After choosing the angle $η = 90 °$ , we encoded $H_{0}$ by the symbol $ρ$ (interpreted by the parameter to share as $↺ Φ ↻ Φ ↻ Φ ↺$ ) and $H_{1}$ by $↺ ρ Φ ↻ λ Φ λ ↻ Φ ρ ↺$ (see Figure 3). The parameter to be shared leads to the right in both the start and end positions. Since $H_{1}$ is yielded from $H_{0}$ , the latter determines the first production rule of the L-system. For yielding $H_{2}$ , we rewrote the rule by $ρ$ . The symbols reflected from $λ$ and $ρ$ are only different by their orientation. Moreover, the $λ$ -curve is traced clockwise ↻ by the parameter to be shared starting with a left turn ↻, whereas the $ρ$ -curve is traced counterclockwise by the same parameter starting with a right turn. Thus, the rewriting rule of $ρ$ is a mirror of the rule for $λ$ , that is, a right turn yields a left turn and vice versa. Finally, it is necessary to exchange the $ρ$ and $λ$ symbols.

Figure 3.

Symbols $λ$ and $ρ$ encode the geometric interpretation of the curve on the left side.

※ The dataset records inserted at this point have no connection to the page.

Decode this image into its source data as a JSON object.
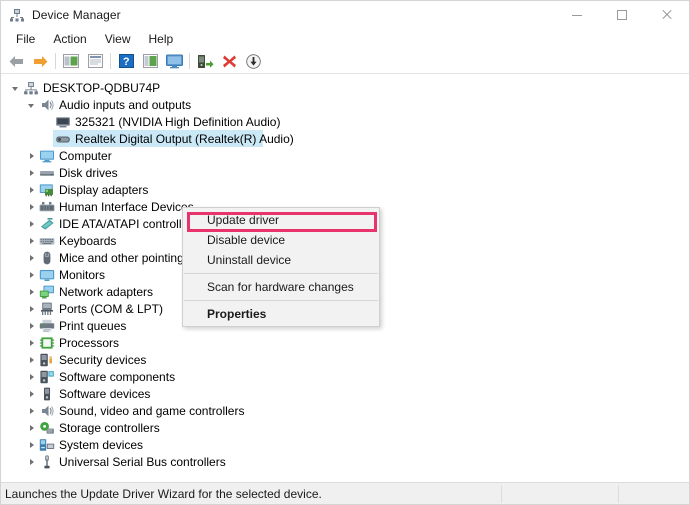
{
  "window": {
    "title": "Device Manager",
    "icon": "device-manager-icon",
    "controls": {
      "minimize": "minimize-button",
      "maximize": "maximize-button",
      "close": "close-button"
    }
  },
  "menubar": {
    "items": [
      {
        "label": "File",
        "name": "menu-file"
      },
      {
        "label": "Action",
        "name": "menu-action"
      },
      {
        "label": "View",
        "name": "menu-view"
      },
      {
        "label": "Help",
        "name": "menu-help"
      }
    ]
  },
  "toolbar": {
    "buttons": [
      {
        "name": "back-icon",
        "kind": "arrow-left"
      },
      {
        "name": "forward-icon",
        "kind": "arrow-right"
      },
      {
        "name": "separator-1",
        "kind": "separator"
      },
      {
        "name": "show-hide-console-tree-icon",
        "kind": "tree-panel"
      },
      {
        "name": "properties-icon",
        "kind": "properties-page"
      },
      {
        "name": "separator-2",
        "kind": "separator"
      },
      {
        "name": "help-icon",
        "kind": "help"
      },
      {
        "name": "scan-panel-icon",
        "kind": "green-panel"
      },
      {
        "name": "display-icon",
        "kind": "monitor"
      },
      {
        "name": "separator-3",
        "kind": "separator"
      },
      {
        "name": "update-driver-software-icon",
        "kind": "update-driver"
      },
      {
        "name": "uninstall-device-icon",
        "kind": "red-x"
      },
      {
        "name": "scan-for-hardware-changes-icon",
        "kind": "download-circle"
      }
    ]
  },
  "tree": {
    "nodes": [
      {
        "label": "DESKTOP-QDBU74P",
        "depth": 0,
        "twisty": "open",
        "icon": "computer-network-icon",
        "selected": false
      },
      {
        "label": "Audio inputs and outputs",
        "depth": 1,
        "twisty": "open",
        "icon": "speaker-icon",
        "selected": false
      },
      {
        "label": "325321 (NVIDIA High Definition Audio)",
        "depth": 2,
        "twisty": "none",
        "icon": "audio-device-icon",
        "selected": false
      },
      {
        "label": "Realtek Digital Output (Realtek(R) Audio)",
        "depth": 2,
        "twisty": "none",
        "icon": "speaker-device-icon",
        "selected": true
      },
      {
        "label": "Computer",
        "depth": 1,
        "twisty": "closed",
        "icon": "monitor-icon",
        "selected": false
      },
      {
        "label": "Disk drives",
        "depth": 1,
        "twisty": "closed",
        "icon": "disk-drive-icon",
        "selected": false
      },
      {
        "label": "Display adapters",
        "depth": 1,
        "twisty": "closed",
        "icon": "display-adapter-icon",
        "selected": false
      },
      {
        "label": "Human Interface Devices",
        "depth": 1,
        "twisty": "closed",
        "icon": "hid-icon",
        "selected": false
      },
      {
        "label": "IDE ATA/ATAPI controllers",
        "depth": 1,
        "twisty": "closed",
        "icon": "ide-controller-icon",
        "selected": false
      },
      {
        "label": "Keyboards",
        "depth": 1,
        "twisty": "closed",
        "icon": "keyboard-icon",
        "selected": false
      },
      {
        "label": "Mice and other pointing devices",
        "depth": 1,
        "twisty": "closed",
        "icon": "mouse-icon",
        "selected": false
      },
      {
        "label": "Monitors",
        "depth": 1,
        "twisty": "closed",
        "icon": "monitor-screen-icon",
        "selected": false
      },
      {
        "label": "Network adapters",
        "depth": 1,
        "twisty": "closed",
        "icon": "network-adapter-icon",
        "selected": false
      },
      {
        "label": "Ports (COM & LPT)",
        "depth": 1,
        "twisty": "closed",
        "icon": "port-icon",
        "selected": false
      },
      {
        "label": "Print queues",
        "depth": 1,
        "twisty": "closed",
        "icon": "printer-icon",
        "selected": false
      },
      {
        "label": "Processors",
        "depth": 1,
        "twisty": "closed",
        "icon": "processor-icon",
        "selected": false
      },
      {
        "label": "Security devices",
        "depth": 1,
        "twisty": "closed",
        "icon": "security-device-icon",
        "selected": false
      },
      {
        "label": "Software components",
        "depth": 1,
        "twisty": "closed",
        "icon": "software-component-icon",
        "selected": false
      },
      {
        "label": "Software devices",
        "depth": 1,
        "twisty": "closed",
        "icon": "software-device-icon",
        "selected": false
      },
      {
        "label": "Sound, video and game controllers",
        "depth": 1,
        "twisty": "closed",
        "icon": "sound-controller-icon",
        "selected": false
      },
      {
        "label": "Storage controllers",
        "depth": 1,
        "twisty": "closed",
        "icon": "storage-controller-icon",
        "selected": false
      },
      {
        "label": "System devices",
        "depth": 1,
        "twisty": "closed",
        "icon": "system-device-icon",
        "selected": false
      },
      {
        "label": "Universal Serial Bus controllers",
        "depth": 1,
        "twisty": "closed",
        "icon": "usb-icon",
        "selected": false
      }
    ]
  },
  "context_menu": {
    "items": [
      {
        "label": "Update driver",
        "name": "ctx-update-driver",
        "bold": false,
        "highlighted": true
      },
      {
        "label": "Disable device",
        "name": "ctx-disable-device",
        "bold": false,
        "highlighted": false
      },
      {
        "label": "Uninstall device",
        "name": "ctx-uninstall-device",
        "bold": false,
        "highlighted": false
      },
      {
        "label": "Scan for hardware changes",
        "name": "ctx-scan-hardware-changes",
        "bold": false,
        "highlighted": false
      },
      {
        "label": "Properties",
        "name": "ctx-properties",
        "bold": true,
        "highlighted": false
      }
    ],
    "highlight_color": "#e8336d"
  },
  "statusbar": {
    "message": "Launches the Update Driver Wizard for the selected device."
  },
  "colors": {
    "selection": "#cbe8f6",
    "highlight": "#e8336d",
    "status_bg": "#f0f0f0",
    "menu_bg": "#f2f2f2"
  }
}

On the right side, axioms $λ$ and $ρ$ generate unfolded representations of the Hilbert fractal curve.

Since the goal to yield the topology of the IoT network is to enable the parameter sharing among their sensor nodes, and based on the Hilbert fractal curve, we proposed the following L-system:

L-system	Hilbert fractal curve
Axiom	$ρ$
Production rules	$ρ \to ↺ ρ Φ ↻ λ Φ λ ↻ Φ ρ ↺$
	$λ \to ↻ λ Φ ↺ ρ Φ ρ ↺ λ Φ ↻$
	$Φ \to Φ$
	$↺ \to ↻$
	$↻ \to ↺$
Parameter:	$η = 90 °$

For the first three stages, namely, we can scan $4^{3} = 64$ MCUs or $\sum_{i = 1}^{4^{3}} MC U_{i}$ , this L-system gives

Axiom	$ρ$
Stage 1	$↻ λ Φ ↺ ρ Φ ρ ↺ Φ λ ↻$
Stage 2	$↻ ↺ ρ Φ ↻ λ Φ λ ↻ Φ ρ ↺ Φ ↺ ↻ λ Φ ↺$
	$ρ Φ ρ ↺ Φ λ ↻ Φ ↻ λ Φ ↺ ρ Φ ρ ↺ Φ λ$
	$↻ ↺ Φ ↺ ρ Φ ↻ λ Φ λ ↻ Φ ρ ↺ ↻$
Stage 3	$↻ ↺ ↻ λ Φ ↺ ρ Φ ρ ↺ Φ λ ↻ Φ ↻ ↺ ρ$
	$Φ ↻ λ Φ λ ↻ Φ ρ ↺ Φ ↺ ρ Φ ↻ λ Φ λ ↻$
	$Φ ρ ↺ ↻ Φ ↻ λ Φ ↺ ρ Φ ρ ↺ Φ λ ↻ ↺$
	$Φ ↺ ↻ ↺ ρ Φ ↻ λ Φ λ ↻ Φ ρ ↺ Φ ↺ ↻$
	$λ Φ ↺ ρ Φ ρ ↺ Φ λ ↺ Φ ↻ λ Φ ↻ ρ Φ ρ$
	$↺ Φ λ ↻ ↺ Φ ↺ ρ Φ ↻ λ Φ λ ↻ Φ ρ$
	$↺ ↻ Φ ↻ ↺ ρ Φ ↻ λ Φ λ ↻ Φ ρ ↺ Φ$
	$↺ ↻ λ Φ ↺ ρ Φ ρ ↺ Φ λ ↻ Φ ↻ λ Φ ↻$
	$ρ Φ ρ ↺ Φ λ ↻ ↺ Φ ↺ ρ Φ ↻ λ Φ λ ↺$
	$Φ ρ ↺ ↻ Φ ↺ ↻ ρ λ ↺ ρ Φ ρ ↺ Φ λ ↻$
	$Φ ↻ ↺ Φ ρ ↻ λ Φ λ ↻ Φ ρ ↺ Φ ↺ ρ Φ$
	$↻ λ Φ λ ↻ Φ ρ ↺ ↻ Φ ↻ λ Φ ↺$
	$ρ Φ ρ ↺ Φ λ ↻ ↺ ↻$

Equation (4) shows the estimation of the $n$ stages of the an optimized path, using the signal strength correlation or link bandwidth

ϕ_{kl} = \frac{\sum_{i = 1}^{n} (k_{i} - \bar{k}) (l_{i} - \bar{l})}{\sqrt{\sum_{i = 1}^{n} {(k_{i} - \bar{k})}^{2}} \sqrt{\sum_{i = 1}^{n} {(l_{i} - \bar{l})}^{2}}}

(4)

where the coefficient of correlation of bandwidth sample is expressed by $ϕ_{kl}$ , level of the Hilbert fractal curve (Figure 4(a)) or $n = 3$ , in a $MC U_{i}$ , $k_{i}$ and $l_{i}$ represent the best two results in terms of bandwidth, while ith denotes the index of a certain $MCU$ of the IoT network and $\bar{k}$ and $\bar{l}$ are the average of the two best results along the whole network. In this way, a particular $MC U_{i}$ best linked can be estimated.

Figure 4.

(a) The Hilbert fractal curve level n = 3, (b) $κ$ of $\sum_{i = 1}^{4^{n}} MC U_{i}$ or dispersion matrix, and (c) $\vec{κ}$ indexed vector.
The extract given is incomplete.